Planning for the future of retail
Retailers have developed resilience through the challenges they faced during the pandemic, such as government restrictions, labor problems, supply chain difficulties and new hygiene protocols in stores. They have now established tried-and-tested procedures to handle these issues; in the future, if any of these challenges resurface, retailers will be better equipped to address them efficiently.
“The pandemic accelerated the evolution of the retail landscape and, as a retail landlord, led us to evaluate where today’s consumer is willing to shop in-person. Specifically for consumer products, everyday needs are shifting online simply for ease of purchasing,” Bornstein told CPE. “Larger purchases, however—whether speaking in terms of price or physical size—continue to thrive in an in-person retail format. Within our portfolio, these retailers—such as furniture and technology stores or luxury sellers—have not only sustained their businesses, but have grown,” he added.
The retail industry is on the brink of a transformative phase as emerging technologies are poised to revolutionize the way businesses engage with customers and operate their stores. Cook strongly believes that artificial intelligence and machine learning will likely be game changers within the next decade, in ways that we can’t yet even grasp.

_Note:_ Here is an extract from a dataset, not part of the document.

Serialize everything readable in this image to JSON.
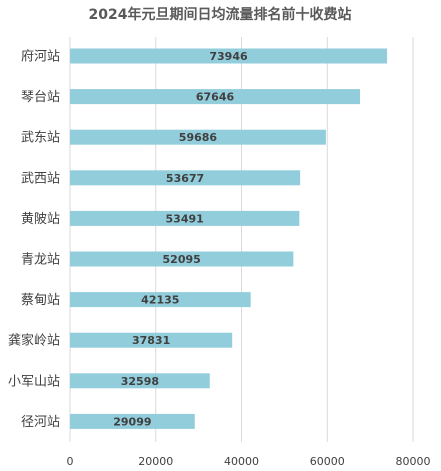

In order to plan for the future effectively and prepare for the changes ahead, retailers must carefully consider the most important factors that will shape the industry. By understanding and addressing these key factors, retailers can position themselves for success in an ever-evolving marketplace.
“The retailers that are succeeding offer a unique experience not found online. Think of hunting for a bargain at T.J. Maxx, comparing television quality at a Best Buy or testing couches at a furniture store. Customers need a reason to come to shopping centers and to visit a particular retailer… Retailers have to find how they can make the visit for the customer special and unique beyond the more mundane process of just buying a product online,” Bornstein concluded.